As a preliminary test of generalizability, we conducted tests of measurement invariance of the obtained factor structure across subgroups of participants. This verification is particularly relevant for the SDQ, which has been developed to be suitable for youth aged between the ages of 4 and 17, thus relying on the assumption that SDQ ratings would be comparable across this full developmental period. In line with these expectations, the final retained bifactor model proved to be fully invariant (configuration, loadings, thresholds, uniquenesses, and even variances and covariances) across genders and the three school levels considered. We further verified whether the latent means obtained on the estimated factors would replicate the results from previous studies as a test of the discriminant validity of the model. Interestingly, supporting previous studies, no mean level differences could be observed as a function of school levels. Conversely, but also supporting previous studies based either on the SDQ [27] or other instruments [19, 20], our results showed that boys had higher levels of ED, ID, and Hyperactivity-Inattention, while they had lower levels of S/PB and Emotional Problems than girls.

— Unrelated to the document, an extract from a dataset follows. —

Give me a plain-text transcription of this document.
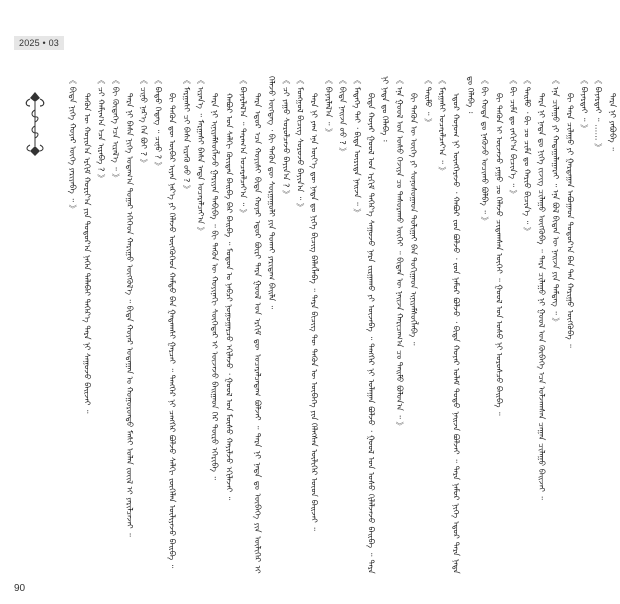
2025 • 03

《 ᠪᠢᠳᠡ ᠨᠢᠭᠡ ᠬᠣᠶᠠᠷ ᠦᠭᠡ ᠶᠠᠷᠢᠶᠠᠪᠠ ᠃ 》 ᠲᠡᠭᠦᠨ ᠦ ᠬᠣᠶᠢᠨ᠎ᠠ ᠡᠷᠬᠢᠮ ᠬᠣᠷᠢᠶ᠎ᠠ ᠶᠢᠨ ᠳᠣᠲᠣᠷ᠎ᠠ ᠨᠡᠭᠡᠨ ᠲᠠᠯᠠᠪᠠᠢ ᠳᠡᠭᠡᠷ᠎ᠡ ᠲᠡᠷᠡ ᠨᠢ ᠰᠠᠭᠤᠵᠤ ᠪᠠᠢᠵᠠᠢ ᠃ 《 ᠴᠢ ᠬᠠᠮᠢᠭ᠎ᠠ ᠡᠴᠡ ᠢᠷᠡᠪᠡ ? 》 《 ᠪᠢ ᠬᠦᠳᠡᠭᠡ ᠡᠴᠡ ᠢᠷᠡᠯ᠎ᠡ ᠃ 》 ᠲᠡᠷᠡ ᠨᠢ ᠪᠠᠰᠠ ᠨᠢᠭᠡ ᠤᠳᠠᠭ᠎ᠠ ᠳᠤᠭᠠᠷ ᠡᠭᠡᠭᠡᠳ ᠬᠠᠷᠢᠭᠤ ᠥᠭᠭᠦᠯ᠎ᠡ ᠃ ᠪᠢᠳᠡ ᠬᠣᠶᠠᠷ ᠤᠳᠠᠭᠠᠨ ᠤ ᠬᠣᠭᠤᠷᠤᠨᠳᠤ ᠮᠠᠰᠢ ᠣᠯᠠᠨ ᠵᠦᠢᠯ ᠢ ᠶᠠᠷᠢᠯᠴᠠᠵᠠᠢ ᠃ 《 ᠴᠢᠨᠦ ᠨᠡᠷ᠎ᠡ ᠬᠡᠨ ᠪᠤᠢ ? 》 《 ᠪᠠᠲᠤ ᠭᠡᠳᠡᠭ ᠃ ᠴᠢᠨᠦ ? 》 ᠪᠢ ᠲᠡᠭᠦᠨ ᠳᠦ ᠥᠪᠡᠷ ᠢᠶᠡᠨ ᠨᠡᠷ᠎ᠡ ᠶᠢ ᠬᠡᠯᠡᠵᠦ ᠥᠭᠭᠦᠭᠡᠳ ᠬᠠᠮᠲᠤ ᠪᠠᠨ ᠭᠠᠳᠠᠭᠰᠢ ᠭᠠᠷᠴᠠᠢ ᠃ ᠲᠡᠩᠭᠡᠷ ᠨᠢ ᠴᠡᠩᠬᠡᠷ ᠪᠣᠯᠵᠤ ᠰᠠᠯᠬᠢ ᠵᠥᠭᠡᠯᠡᠨ ᠦᠯᠢᠶᠡᠵᠦ ᠪᠠᠢᠪᠠ ᠃ 《 ᠮᠠᠷᠭᠠᠰᠢ ᠴᠢ ᠪᠠᠰᠠ ᠢᠷᠡᠬᠦ ᠦᠦ ? 》 《 ᠢᠷᠡᠨ᠎ᠡ ᠃ ᠮᠠᠷᠭᠠᠰᠢ ᠪᠠᠰᠠ ᠡᠨᠳᠡ ᠤᠴᠠᠷᠠᠯᠴᠠᠶ᠎ᠠ 》 ᠲᠡᠷᠡ ᠨᠢ ᠢᠨᠢᠶᠡᠮᠰᠦᠭᠯᠡᠵᠦ ᠭᠠᠷᠢᠶᠠᠨ ᠳᠡᠪᠢᠪᠡ ᠃ ᠪᠢ ᠲᠡᠭᠦᠨ ᠦ ᠬᠣᠶᠢᠨᠠᠬᠢ ᠰᠦᠭᠡᠳᠡᠷ ᠢ ᠦᠵᠡᠵᠦ ᠪᠠᠢᠭᠠᠳ ᠭᠡᠷ ᠲᠦᠷᠦ ᠡᠭᠡᠷᠢᠪᠡ ᠃ ᠬᠠᠪᠤᠷ ᠤᠨ ᠰᠠᠯᠬᠢ ᠬᠦᠢᠲᠡᠨ ᠪᠠᠢᠪᠠ ᠪᠡᠷ ᠪᠠᠢᠪᠠ ᠃ ᠮᠣᠳᠤᠨ ᠤ ᠨᠠᠪᠴᠢ ᠨᠣᠭᠣᠭᠠᠷᠴᠤ ᠡᠬᠢᠯᠡᠵᠦ ᠂ ᠭᠣᠣᠯ ᠤᠨ ᠮᠥᠰᠦ ᠬᠠᠶᠢᠯᠵᠤ ᠡᠬᠢᠯᠡᠵᠡᠢ ᠃ 《 ᠪᠠᠶᠠᠷᠯᠠᠯ᠎ᠠ ᠃ ᠳᠠᠷᠠᠭ᠎ᠠ ᠤᠴᠠᠷᠠᠯᠴᠠᠶ᠎ᠠ ᠃ 》 ᠲᠡᠷᠡ ᠡᠳᠦᠷ ᠡᠴᠡ ᠬᠣᠶᠢᠰᠢ ᠪᠢᠳᠡ ᠬᠣᠶᠠᠷ ᠡᠳᠦᠷ ᠪᠦᠷᠢ ᠲᠡᠷᠡ ᠭᠣᠣᠯ ᠤᠨ ᠡᠷᠬᠢᠮ ᠳᠦ ᠤᠴᠠᠷᠠᠯᠴᠠᠳᠠᠭ ᠪᠣᠯᠵᠠᠢ ᠃ ᠲᠡᠷᠡ ᠨᠢ ᠨᠠᠳᠠ ᠳᠤ ᠥᠪᠡᠭᠡ ᠶᠢᠨ ᠦᠯᠢᠭᠡᠷ ᠢ ᠬᠡᠯᠡᠵᠦ ᠥᠭᠳᠡᠭ ᠂ ᠪᠢ ᠲᠡᠭᠦᠨ ᠳᠦ ᠰᠤᠷᠭᠠᠭᠤᠯᠢ ᠶᠢᠨ ᠲᠤᠬᠠᠢ ᠶᠠᠷᠢᠳᠠᠭ ᠪᠠᠢᠯᠠ ᠃ 《 ᠴᠢ ᠶᠠᠭᠤ ᠰᠤᠷᠤᠯᠴᠠᠵᠤ ᠪᠠᠶᠢᠨ᠎ᠠ ? 》 《 ᠮᠣᠩᠭᠣᠯ ᠪᠢᠴᠢᠭ ᠰᠤᠷᠤᠵᠤ ᠪᠠᠶᠢᠨ᠎ᠠ ᠃ 》 ᠲᠡᠷᠡ ᠨᠢ ᠶᠠᠭ ᠡᠨᠡ ᠦᠶ᠎ᠡ ᠳᠦ ᠨᠠᠳᠠ ᠳᠤ ᠨᠢᠭᠡ ᠪᠢᠴᠢᠭ ᠪᠡᠯᠡᠭᠯᠡᠪᠡ ᠃ ᠲᠡᠷᠡ ᠪᠢᠴᠢᠭ ᠲᠦ ᠲᠡᠭᠦᠨ ᠦ ᠥᠪᠡᠭᠡ ᠶᠢᠨ ᠬᠡᠯᠡᠭᠰᠡᠨ ᠦᠯᠢᠭᠡᠷ ᠦᠳ ᠪᠠᠢᠵᠠᠢ ᠃ 《 ᠪᠠᠶᠠᠷᠯᠠᠯ᠎ᠠ ᠃ 》 《 ᠪᠢᠳᠡ ᠨᠠᠢᠵᠠ ᠦᠦ ? 》 《 ᠮᠡᠳᠡᠭᠡ ᠲᠡᠢ ᠂ ᠪᠢᠳᠡ ᠦᠷᠢᠳᠡ ᠨᠠᠢᠵᠠ ᠃ 》 ᠪᠢᠳᠡ ᠬᠣᠶᠠᠷ ᠭᠣᠣᠯ ᠤᠨ ᠡᠷᠬᠢᠮ ᠳᠡᠭᠡᠷ᠎ᠡ ᠰᠠᠭᠤᠵᠤ ᠨᠠᠷᠠ ᠵᠢᠷᠭᠠᠬᠤ ᠶᠢ ᠦᠵᠡᠪᠡ ᠃ ᠲᠡᠩᠭᠡᠷ ᠨᠢ ᠤᠯᠠᠭᠠᠨ ᠪᠣᠯᠵᠤ ᠂ ᠭᠣᠣᠯ ᠤᠨ ᠤᠰᠤ ᠭᠢᠯᠠᠯᠵᠠᠵᠤ ᠪᠠᠢᠪᠠ ᠃ ᠲᠡᠷᠡ ᠨᠢ ᠨᠠᠳᠠ ᠳᠤ ᠬᠡᠯᠡᠪᠡ ᠄ 《 ᠡᠨᠡ ᠭᠣᠣᠯ ᠤᠨ ᠤᠰᠤ ᠬᠡᠵᠢᠶᠡ ᠴᠤ ᠲᠠᠰᠤᠷᠠᠬᠤ ᠦᠭᠡᠢ ᠃ ᠪᠢᠳᠡᠨ ᠦ ᠨᠠᠢᠵᠠ ᠬᠠᠷᠢᠴᠠᠭ᠎ᠠ ᠴᠤ ᠲᠡᠢᠮᠦ ᠪᠣᠯᠤᠨ᠎ᠠ ᠃ 》 ᠪᠢ ᠲᠡᠭᠦᠨ ᠦ ᠦᠭᠡ ᠶᠢ ᠰᠣᠨᠣᠰᠣᠭᠠᠳ ᠲᠣᠯᠢᠭᠠᠢ ᠪᠠᠨ ᠳᠣᠬᠢᠭᠠᠳ ᠢᠨᠢᠶᠡᠮᠰᠦᠭᠯᠡᠪᠡ ᠃ 《 ᠲᠡᠢᠮᠦ ᠃ 》 《 ᠮᠠᠷᠭᠠᠰᠢ ᠤᠴᠠᠷᠠᠯᠴᠠᠶ᠎ᠠ ᠃ 》 ᠡᠳᠦᠷ ᠬᠣᠨᠣᠭ ᠨᠢ ᠥᠩᠭᠡᠷᠡᠵᠦ ᠂ ᠬᠠᠪᠤᠷ ᠵᠤᠨ ᠪᠣᠯᠵᠤ ᠂ ᠵᠤᠨ ᠨᠠᠮᠤᠷ ᠪᠣᠯᠵᠤ ᠂ ᠪᠢᠳᠡ ᠬᠣᠶᠠᠷ ᠤᠯᠠᠮ ᠳᠣᠲᠣ ᠨᠠᠢᠵᠠ ᠪᠣᠯᠵᠠᠢ ᠃ ᠲᠡᠷᠡ ᠨᠠᠮᠤᠷ ᠨᠢᠭᠡ ᠡᠳᠦᠷ ᠲᠡᠷᠡ ᠨᠠᠳᠠ ᠳᠤ ᠬᠡᠯᠡᠪᠡ ᠄ 《 ᠪᠢ ᠬᠣᠲᠠ ᠳᠤ ᠨᠡᠭᠦᠵᠦ ᠣᠴᠢᠬᠤ ᠪᠣᠯᠪᠠ ᠃ 》 ᠪᠢ ᠲᠡᠭᠦᠨ ᠢ ᠦᠵᠡᠵᠦ ᠶᠠᠭᠤ ᠴᠤ ᠬᠡᠯᠡᠵᠦ ᠴᠢᠳᠠᠭᠰᠠᠨ ᠦᠭᠡᠢ ᠃ ᠭᠣᠣᠯ ᠤᠨ ᠤᠰᠤ ᠨᠢ ᠤᠷᠤᠰᠴᠤ ᠪᠠᠢᠪᠠ ᠃ 《 ᠪᠢ ᠴᠢᠮᠠ ᠳᠤ ᠵᠠᠬᠢᠶ᠎ᠠ ᠪᠢᠴᠢᠨ᠎ᠡ ᠃ 》 《 ᠲᠡᠢᠮᠦ ᠂ ᠪᠢ ᠴᠤ ᠴᠢᠮᠠ ᠳᠤ ᠬᠠᠷᠢᠤ ᠪᠢᠴᠢᠨ᠎ᠡ ᠃ 》 ᠲᠡᠷᠡ ᠨᠢ ᠨᠠᠳᠠ ᠳᠤ ᠨᠢᠭᠡ ᠵᠢᠵᠢᠭ ᠴᠢᠯᠠᠭᠤ ᠥᠭᠭᠦᠪᠡ ᠃ ᠲᠡᠷᠡ ᠴᠢᠯᠠᠭᠤ ᠨᠢ ᠭᠣᠣᠯ ᠤᠨ ᠬᠥᠪᠡᠭᠡ ᠡᠴᠡ ᠣᠯᠵᠠᠭᠰᠠᠨ ᠴᠠᠭᠠᠨ ᠴᠢᠯᠠᠭᠤ ᠪᠠᠢᠵᠠᠢ ᠃ 《 ᠡᠨᠡ ᠴᠢᠯᠠᠭᠤ ᠶᠢ ᠬᠠᠳᠠᠭᠠᠯᠠᠭᠠᠷᠠᠢ ᠃ ᠡᠨᠡ ᠪᠣᠯ ᠪᠢᠳᠡᠨ ᠦ ᠨᠠᠢᠵᠠ ᠶᠢᠨ ᠲᠡᠮᠳᠡᠭ ᠃ 》 ᠪᠢ ᠲᠡᠷᠡ ᠴᠢᠯᠠᠭᠤ ᠶᠢ ᠭᠠᠷᠲᠠᠭᠠᠨ ᠠᠪᠤᠭᠠᠳ ᠳᠣᠲᠣᠷ᠎ᠠ ᠪᠡᠨ ᠲᠠᠨ ᠬᠠᠷᠢᠭᠤ ᠥᠭᠭᠦᠪᠡ ᠃ 《 ᠪᠠᠶᠠᠷᠲᠠᠢ ᠃ 》 《 ᠪᠠᠶᠠᠷᠲᠠᠢ ᠃ …… 》 ᠲᠡᠷᠡ ᠨᠢ ᠶᠠᠪᠤᠪᠠ ᠃

90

In summary, our study shows that it is legitimate to compute five a priori scores when using teacher ratings of the SDQ. Additionally, it may be even more informative to compute scores of ED and ID and then to interpret subscale-specific scores on the Conduct Problems, Hyperactivity-Inattention, Peer Problems and Emotional Symptoms factors as a function of the information they add to refine initial interpretations based on the ED and ID scores. More precisely, our results suggest that the Emotional Symptoms score would be meaningful in its own right as the content of this subscale is only imperfectly reflected in the ID factor. Conversely, the Conduct Problems, Hyperactivity-Inattention, Peer Problems apparently mainly and respectively reflect Covert Behaviours, Hyperactivity, and Preference for Solitude once global scores on the ED and ID factors are taken into account. Although our results are promising, future studies should still investigate the validity, sensibility, and specificity of SDQ assessments based on teachers-, parents- and self-ratings of the same instrument, and formal clinical assessments conducted using structured interviews. Indeed, although this study focused on the psychometric properties of the teacher’s version of the SDQ, in practice, the assessment of behavioural disorders typically seeks to identify behaviours that are pervasive across settings and thus aims to integrate multiple sources of information (parent, teachers, clinicians, self). This is important as these informants are known to provide different perspectives on the behaviours being rated [55] due to their reliance on distinct frames of references in their interaction with the child being rated. In addition, the generalizability of the present results to other versions of SDQ and other linguistic groups should also be more thoroughly investigated.